INDICATIONS the new US administration is likely to implement protectionist measures should be of concern to Australian farmers, according to National Farmers Federation president, Brent Finlay.
“Any move away from more open markets towards protectionism can only have a negative impact on Australian farmers,” Mr Finlay said.
“Australia exports over 70 per cent of what we produce, so any trade damaging measures such as increases in tariffs, reductions in import quotas or increases in US domestic subsidies will hurt Australian farmers and other exporting nations.
“Australia must not give up the substantial gains that come from trade and opening new markets. More trade liberalisation of markets means more growth, innovations and new investment and that I consistent with the future of agriculture.”
Graingrowers Ltd general manager policy and innovation, David McKeon said while the impact of a Trump-led US administration was not yet clear, Australia should be considering the possible scenarios that might emerge.
“Over 70pc of Australia’s grain production is exported, earning around $11.4 billion in export earnings annually, and accounting for more than a quarter of all agricultural export earnings,” Mr McKeon said.
“Given this level of trade exposure, changes in policies and approaches to trade by the US will without doubt have a level of impact on the Australian grains industry.”
Mr McKeon said the Trans Pacific Partnership (TPP) was one trade agreement that Australia needed to keep an eye on.
“The TPP group of nations includes two of Australia’s top five export grain markets, Japan and Vietnam, as well as New Zealand, Singapore and Malaysia, which in total account for almost 20pc of Australia’s grain exports,” he said.
“In 2014-15 the combined value of these markets for Australian grain was almost $2bn.
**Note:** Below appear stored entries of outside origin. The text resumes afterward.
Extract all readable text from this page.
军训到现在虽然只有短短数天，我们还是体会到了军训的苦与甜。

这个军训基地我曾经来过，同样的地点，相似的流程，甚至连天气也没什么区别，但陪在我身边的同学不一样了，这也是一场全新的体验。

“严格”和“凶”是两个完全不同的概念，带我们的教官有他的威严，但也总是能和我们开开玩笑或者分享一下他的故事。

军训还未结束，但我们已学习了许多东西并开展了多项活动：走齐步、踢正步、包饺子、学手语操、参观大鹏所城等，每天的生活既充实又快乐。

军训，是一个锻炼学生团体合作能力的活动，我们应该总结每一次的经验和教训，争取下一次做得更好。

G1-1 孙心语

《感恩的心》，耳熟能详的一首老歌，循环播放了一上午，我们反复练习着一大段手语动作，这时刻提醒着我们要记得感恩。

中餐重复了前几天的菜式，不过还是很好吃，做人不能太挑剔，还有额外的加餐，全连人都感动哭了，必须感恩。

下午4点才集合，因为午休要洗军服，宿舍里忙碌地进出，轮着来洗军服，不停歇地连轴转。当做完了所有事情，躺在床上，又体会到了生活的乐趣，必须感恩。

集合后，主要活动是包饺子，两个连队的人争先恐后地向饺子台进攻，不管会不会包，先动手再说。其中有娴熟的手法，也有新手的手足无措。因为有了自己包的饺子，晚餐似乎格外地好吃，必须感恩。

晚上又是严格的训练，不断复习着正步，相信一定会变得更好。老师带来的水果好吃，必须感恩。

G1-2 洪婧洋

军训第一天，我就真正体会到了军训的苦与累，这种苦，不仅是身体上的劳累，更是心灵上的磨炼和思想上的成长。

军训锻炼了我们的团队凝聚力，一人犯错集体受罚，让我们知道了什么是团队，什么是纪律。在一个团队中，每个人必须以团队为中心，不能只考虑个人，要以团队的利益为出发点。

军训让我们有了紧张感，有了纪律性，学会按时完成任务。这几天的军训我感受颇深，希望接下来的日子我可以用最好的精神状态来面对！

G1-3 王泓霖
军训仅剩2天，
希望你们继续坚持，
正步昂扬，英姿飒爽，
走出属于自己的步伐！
Even more critically, the TPP also includes the United States and Canada – key competitors of Australia in our key Asian markets.
“Trump has made statements indicating a lack of support for the TPP – which if followed through would see the end of the TPP, as the US are the largest nation involved.
“There is the possibility of a lame duck session of the US Congress which could see the US support the TPP, which can sit until Trump takes office in January. While this is technically possible it is extremely unlikely.”
Mr McKeon said Australia must protect its trade relationships.
“Although the benefits for Australian grains through the TPP are more focussed on ensuring we don’t let key competitors US and Canada gain improved access to some of our key markets, it would be disappointing if a change in policy from a Trump-led Government in the US led to a retraction in preferential trade agreements,” he said.
“However, any potential change in trading conditions between the US and key Asian markets such as China could lead to an uncertain and bearish future for Australian grains in our key markets.”
Avant Agri pool manager, Malcom Bartholomaeus, said the TPP would likely not have been ratified under either presidential candidate.
In his view, the fallout for Australia is likely to be how America’s trade relationships would affect Australia’s trade with key Asian customers and in particular with Australia’s biggest trading partner, China.
“Australia is high up on the list of US allies, and given that China is our biggest trading partner, any major tension developing between the US and China is likely to have fallout for Australia. We need to consider where that would leave Australia’s trade relationships in Asia.”